Lehramtstudium und Vorbereitungsdienst (Referendariat)

Voraussetzungen

Voraussetzung für den Zugang zum regulären Vorbereitungsdienst ist die Lehramtszugangsverordnung (Verordnung über den Zugang zum nordrhein-westfälischen Vorbereitungsdienst für Lehrämter an Schulen und Voraussetzungen bundesweiter Mobilität (Lehramtszugangsverordnung - LZV), 2016).

In dieser Verordnung ist festgeschrieben, welche Fächerkombinationen und weiteren Leistungen in welchem Umfang (Leistungspunkte) im Studium belegt werden müssen, um einen Zugang zum Studienreferendariat zu erhalten. Dem gleichgestellt ist die alte „Erste Staatsprüfung“ oder eine vom Ministerium ausgestellte Anerkennung.

Bewerbung

Wer diese Voraussetzungen erfüllt, kann sich bei einer der fünf Bezirksregierungen um die Einstellung in den Vorbereitungsdienst für ein Lehramt bewerben (Seminareinweisungsverfahren Online (www.sevon.nrw.de)).
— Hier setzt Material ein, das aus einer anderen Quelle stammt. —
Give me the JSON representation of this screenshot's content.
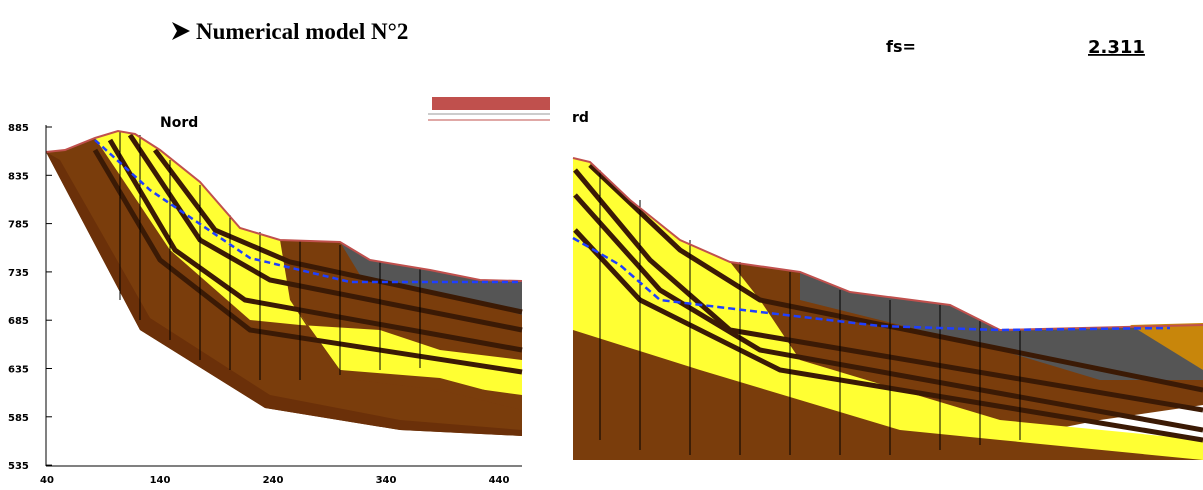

Dort findet sich auch eine FAQ mit den wichtigsten Fragen zum Einstellungsverfahren.

Die Zuweisung zu einer Ausbildungsschule erfolgt durch die Leitung der Zentren für schulpraktische Lehrerausbildung (ZfsL). Schulen können zwar einen Wunsch äußern, dieser muss durch das ZfsL aber nicht berücksichtigt werden.

Ausbildung

Unterricht

Nach dem Studium treten Referendarinnen und Referendare in den 18 monatigen Vorbereitungsdienst ein. Dies geschieht am Zentrum für schulpraktische Lehrerausbildung (ZfsL) Dortmund zum 1.5. jeden Jahres, am ZfsL Hagen zum 1.11.
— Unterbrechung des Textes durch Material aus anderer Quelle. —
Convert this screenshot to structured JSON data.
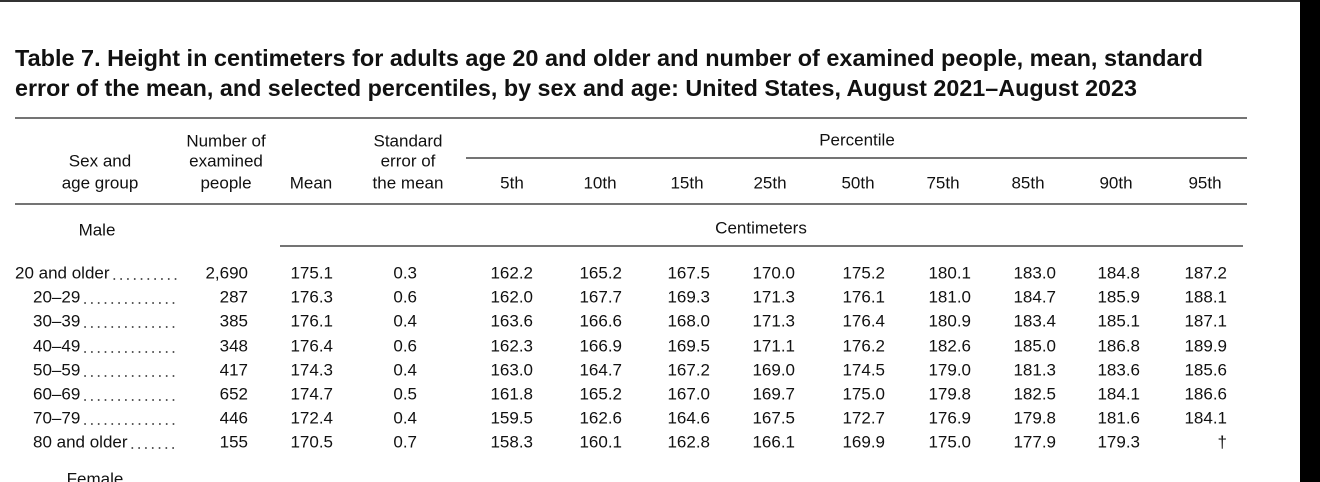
{
  "title_lines": [
    "Table 7. Height in centimeters for adults age 20 and older and number of examined people, mean, standard",
    "error of the mean, and selected percentiles, by sex and age: United States, August 2021–August 2023"
  ],
  "headers": {
    "sex_age": [
      "Sex and",
      "age group"
    ],
    "examined": [
      "Number of",
      "examined",
      "people"
    ],
    "mean": [
      "Mean"
    ],
    "se": [
      "Standard",
      "error of",
      "the mean"
    ],
    "percentile": "Percentile",
    "percentiles": [
      "5th",
      "10th",
      "15th",
      "25th",
      "50th",
      "75th",
      "85th",
      "90th",
      "95th"
    ]
  },
  "unit": "Centimeters",
  "sections": [
    {
      "label": "Male",
      "rows": [
        {
          "label": "20 and older",
          "values": [
            "2,690",
            "175.1",
            "0.3",
            "162.2",
            "165.2",
            "167.5",
            "170.0",
            "175.2",
            "180.1",
            "183.0",
            "184.8",
            "187.2"
          ]
        },
        {
          "label": "20–29",
          "values": [
            "287",
            "176.3",
            "0.6",
            "162.0",
            "167.7",
            "169.3",
            "171.3",
            "176.1",
            "181.0",
            "184.7",
            "185.9",
            "188.1"
          ]
        },
        {
          "label": "30–39",
          "values": [
            "385",
            "176.1",
            "0.4",
            "163.6",
            "166.6",
            "168.0",
            "171.3",
            "176.4",
            "180.9",
            "183.4",
            "185.1",
            "187.1"
          ]
        },
        {
          "label": "40–49",
          "values": [
            "348",
            "176.4",
            "0.6",
            "162.3",
            "166.9",
            "169.5",
            "171.1",
            "176.2",
            "182.6",
            "185.0",
            "186.8",
            "189.9"
          ]
        },
        {
          "label": "50–59",
          "values": [
            "417",
            "174.3",
            "0.4",
            "163.0",
            "164.7",
            "167.2",
            "169.0",
            "174.5",
            "179.0",
            "181.3",
            "183.6",
            "185.6"
          ]
        },
        {
          "label": "60–69",
          "values": [
            "652",
            "174.7",
            "0.5",
            "161.8",
            "165.2",
            "167.0",
            "169.7",
            "175.0",
            "179.8",
            "182.5",
            "184.1",
            "186.6"
          ]
        },
        {
          "label": "70–79",
          "values": [
            "446",
            "172.4",
            "0.4",
            "159.5",
            "162.6",
            "164.6",
            "167.5",
            "172.7",
            "176.9",
            "179.8",
            "181.6",
            "184.1"
          ]
        },
        {
          "label": "80 and older",
          "values": [
            "155",
            "170.5",
            "0.7",
            "158.3",
            "160.1",
            "162.8",
            "166.1",
            "169.9",
            "175.0",
            "177.9",
            "179.3",
            "†"
          ]
        }
      ]
    },
    {
      "label": "Female",
      "rows": []
    }
  ]
}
Während dieser Zeit nehmen die Referendarinnen und Referendare am Unterricht unter Anleitung teil und übernehmen eigenständig Unterricht im so genannten bedarfsdeckenden Unterricht (BDU).

Schulgruppe

In der Regeln einmal in der Woche treffen sich alle Referendarinnen und Referendare sowie Seiteneinsteiger zusammen mit der Ausbildungsbeauftragten in der Schulgruppe. Diese Doppelstunde dient zum einen dem Austausch über aktuelle Vorkommnisse und der Besprechung organisatorischer Aspekte. Zum anderen werden die Handlungsfelder des Kerncurriculums des ZfsL aufgegriffen und die Themenbereich spezifisch auf das Robert-Bosch-Berufkolleg bezogen behandelt.

Didaktisch-methodische Einführung

Um dem eigenen Anspruch eines qualitativ hochwertigen Unterrichts gerecht zu werden, achtet das RBBK darauf, dass die Lehrkräfte im Vorbereitungsdienst, zusätzlich zu den Seminarinhalten des ZfsL, eine didaktisch-methodische Einführung erhalten. Diese ist schulspezifisch in enger Abstimmung mit der Schulleitung und der/dem Ausbildungsbeauftragten gestaltet. Es werden aufeinander aufbauende Module angeboten, die sich thematisch mit den verschiedenen Facetten von didaktischer-methodischer Unterrichtsentwicklung beschäftigen.

Themenschwerpunkte sind unter anderem:

  • die speziellen Anforderungen eines Berufskollegs,
  • die Auseinandersetzung mit Unterricht bzw. „gutem“ Unterricht,
  • die Planung von (handlungsorientiertem) Unterricht,
  • das Erteilen von schriftlichen und mündlichen Arbeitsaufträgen,
  • der Einsatz von kooperativen Lernformen,
  • der antizipative und reaktive Umgang mit Unterrichtsstörungen,
  • die Einbindung individueller Förderung in den Unterricht,
  • das Bewerten von Leistungen insbesondere im handlungsorientierten und kooperativ gestalteten Unterricht.

Dabei wird in höchstem Maße praxisorientiert gearbeitet, indem die Lehrkräfte im Vorbereitungsdienst kleinschrittig neu Erlerntes im eigenen Unterricht anwenden, im Seminar reflektieren, selbstständig überarbeiten und erneut anwenden. Die Module können flexibel ergänzt werden, um sowohl den Ansprüchen der Lehrkräfte im Vorbereitungsdienst als auch denen der Schule jederzeit gerecht werden zu können.